Evaluation of motor coordination and balance in rotarod test during a 5-min trial in different groups, including; M/N-treated groups (a single dose of naloxone was administered after methadone overdose in apnea stage, in animals which experienced apnea and motor coordination was evaluated either on day 1, 5, or 10 day post-resuscitation; M/N-Day 1 (n = 9), M/N-Day 5 (n = 6) and M/N-Day 10 (n = 8) groups and their respective Saline control groups; n = 6; right panel), M/N-Sedate (n = 8; a single dose of naloxone was administered following methadone overdose, immediately in the initial stage of sedation, so behavioral evaluation was carried out only 1 day after drug administration), Saline; n = 10, methadone; n = 9 and naloxone; n = 6 (saline, methadone or naloxone was administered alone in separated groups in which coordination assessment was evaluated only 24 h following the drug administration in a 5-min trial in adolescent rats) groups. Animals received methadone (15 mg/kg; i.p.) or naloxone (2 mg/kg; i.p.) alone or both in a single dose. The time each rat stay on the rod before falling was recorded.

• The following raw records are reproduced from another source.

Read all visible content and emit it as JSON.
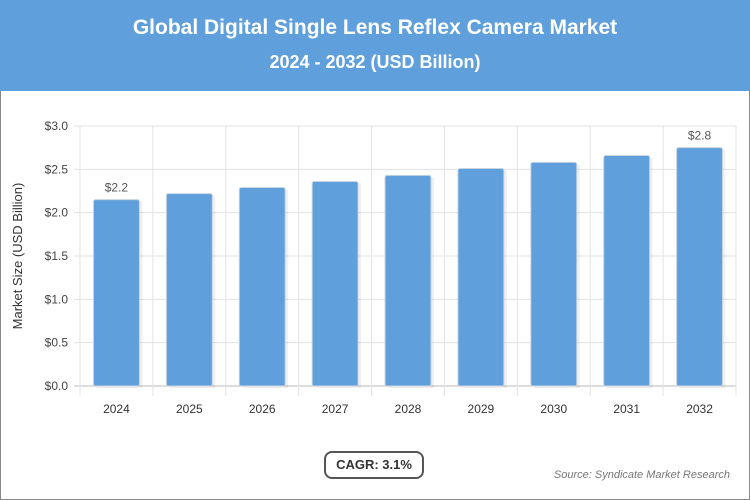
{
  "header": {
    "title": "Global Digital Single Lens Reflex Camera Market",
    "subtitle": "2024 - 2032 (USD Billion)"
  },
  "chart_data": {
    "type": "bar",
    "title": "Global Digital Single Lens Reflex Camera Market",
    "subtitle": "2024 - 2032 (USD Billion)",
    "xlabel": "",
    "ylabel": "Market Size (USD Billion)",
    "categories": [
      "2024",
      "2025",
      "2026",
      "2027",
      "2028",
      "2029",
      "2030",
      "2031",
      "2032"
    ],
    "values": [
      2.15,
      2.22,
      2.29,
      2.36,
      2.43,
      2.51,
      2.58,
      2.66,
      2.75
    ],
    "data_labels": {
      "2024": "$2.2",
      "2032": "$2.8"
    },
    "ylim": [
      0,
      3.0
    ],
    "yticks": [
      "$0.0",
      "$0.5",
      "$1.0",
      "$1.5",
      "$2.0",
      "$2.5",
      "$3.0"
    ],
    "grid": true,
    "bar_color": "#5f9fdc"
  },
  "footer": {
    "cagr": "CAGR: 3.1%",
    "source": "Source: Syndicate Market Research"
  }
}
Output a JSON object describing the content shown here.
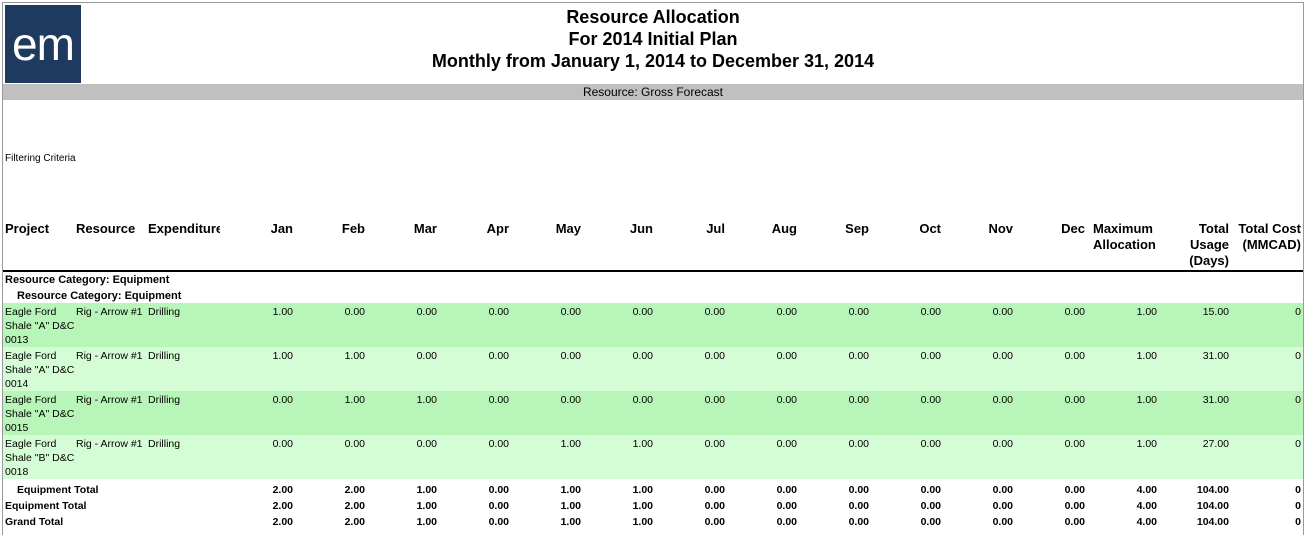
{
  "logo": "em",
  "report": {
    "title": "Resource Allocation",
    "subtitle": "For 2014 Initial Plan",
    "period": "Monthly from January 1, 2014 to December 31, 2014",
    "resource_bar": "Resource: Gross Forecast",
    "filtering_label": "Filtering Criteria"
  },
  "columns": {
    "project": "Project",
    "resource": "Resource",
    "expenditure": "Expenditure",
    "jan": "Jan",
    "feb": "Feb",
    "mar": "Mar",
    "apr": "Apr",
    "may": "May",
    "jun": "Jun",
    "jul": "Jul",
    "aug": "Aug",
    "sep": "Sep",
    "oct": "Oct",
    "nov": "Nov",
    "dec": "Dec",
    "max_alloc_1": "Maximum",
    "max_alloc_2": "Allocation",
    "total_usage_1": "Total",
    "total_usage_2": "Usage",
    "total_usage_3": "(Days)",
    "total_cost_1": "Total Cost",
    "total_cost_2": "(MMCAD)"
  },
  "categories": {
    "outer": "Resource Category: Equipment",
    "inner": "Resource Category: Equipment"
  },
  "rows": [
    {
      "p1": "Eagle Ford",
      "p2": "Shale \"A\" D&C",
      "p3": "0013",
      "resource": "Rig - Arrow #1",
      "expenditure": "Drilling",
      "months": [
        "1.00",
        "0.00",
        "0.00",
        "0.00",
        "0.00",
        "0.00",
        "0.00",
        "0.00",
        "0.00",
        "0.00",
        "0.00",
        "0.00"
      ],
      "max": "1.00",
      "usage": "15.00",
      "cost": "0"
    },
    {
      "p1": "Eagle Ford",
      "p2": "Shale \"A\" D&C",
      "p3": "0014",
      "resource": "Rig - Arrow #1",
      "expenditure": "Drilling",
      "months": [
        "1.00",
        "1.00",
        "0.00",
        "0.00",
        "0.00",
        "0.00",
        "0.00",
        "0.00",
        "0.00",
        "0.00",
        "0.00",
        "0.00"
      ],
      "max": "1.00",
      "usage": "31.00",
      "cost": "0"
    },
    {
      "p1": "Eagle Ford",
      "p2": "Shale \"A\" D&C",
      "p3": "0015",
      "resource": "Rig - Arrow #1",
      "expenditure": "Drilling",
      "months": [
        "0.00",
        "1.00",
        "1.00",
        "0.00",
        "0.00",
        "0.00",
        "0.00",
        "0.00",
        "0.00",
        "0.00",
        "0.00",
        "0.00"
      ],
      "max": "1.00",
      "usage": "31.00",
      "cost": "0"
    },
    {
      "p1": "Eagle Ford",
      "p2": "Shale \"B\" D&C",
      "p3": "0018",
      "resource": "Rig - Arrow #1",
      "expenditure": "Drilling",
      "months": [
        "0.00",
        "0.00",
        "0.00",
        "0.00",
        "1.00",
        "1.00",
        "0.00",
        "0.00",
        "0.00",
        "0.00",
        "0.00",
        "0.00"
      ],
      "max": "1.00",
      "usage": "27.00",
      "cost": "0"
    }
  ],
  "totals": [
    {
      "label": "Equipment Total",
      "indent": true,
      "months": [
        "2.00",
        "2.00",
        "1.00",
        "0.00",
        "1.00",
        "1.00",
        "0.00",
        "0.00",
        "0.00",
        "0.00",
        "0.00",
        "0.00"
      ],
      "max": "4.00",
      "usage": "104.00",
      "cost": "0"
    },
    {
      "label": "Equipment Total",
      "indent": false,
      "months": [
        "2.00",
        "2.00",
        "1.00",
        "0.00",
        "1.00",
        "1.00",
        "0.00",
        "0.00",
        "0.00",
        "0.00",
        "0.00",
        "0.00"
      ],
      "max": "4.00",
      "usage": "104.00",
      "cost": "0"
    },
    {
      "label": "Grand Total",
      "indent": false,
      "months": [
        "2.00",
        "2.00",
        "1.00",
        "0.00",
        "1.00",
        "1.00",
        "0.00",
        "0.00",
        "0.00",
        "0.00",
        "0.00",
        "0.00"
      ],
      "max": "4.00",
      "usage": "104.00",
      "cost": "0"
    }
  ]
}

Each bar shows the mean ± SEM for 6–10. ^∗∗P < 0.01 different from the Saline group.

FIGURE 6

Locomotor activity was recorded by using photobeam activity system during a 5-min session in different groups, including; M/N-treated groups (a single dose of naloxone was administered after methadone overdose in apnea stage, in animals which experienced apnea and locomotor activity was evaluated either on day 1, 5, or 10 day post-resuscitation; M/N-Day 1 (n = 10), M/N-Day 5 (n = 6) and M/N-Day 10 (n = 6) groups and their respective Saline control groups; n = 6; right panel), M/N-Sedate (n = 11; a single dose of naloxone was administered after methadone overdose immediately in the initial stage of sedation state, so behavioral evaluation was carried out only 1 day after drug administration), Saline; n = 14, methadone; n = 12 and naloxone; n = 8 (saline, methadone or naloxone was administered alone in separated groups in which locomotor activity was evaluated 1 day after drug administration) groups. Animals received methadone (15 mg/kg; i.p.) or naloxone (2 mg/kg; i.p.) alone or both in a single dose. Administration of toxic dose of methadone did not change locomotor activity in all groups. Each bar shows the mean ± SEM for 6–14.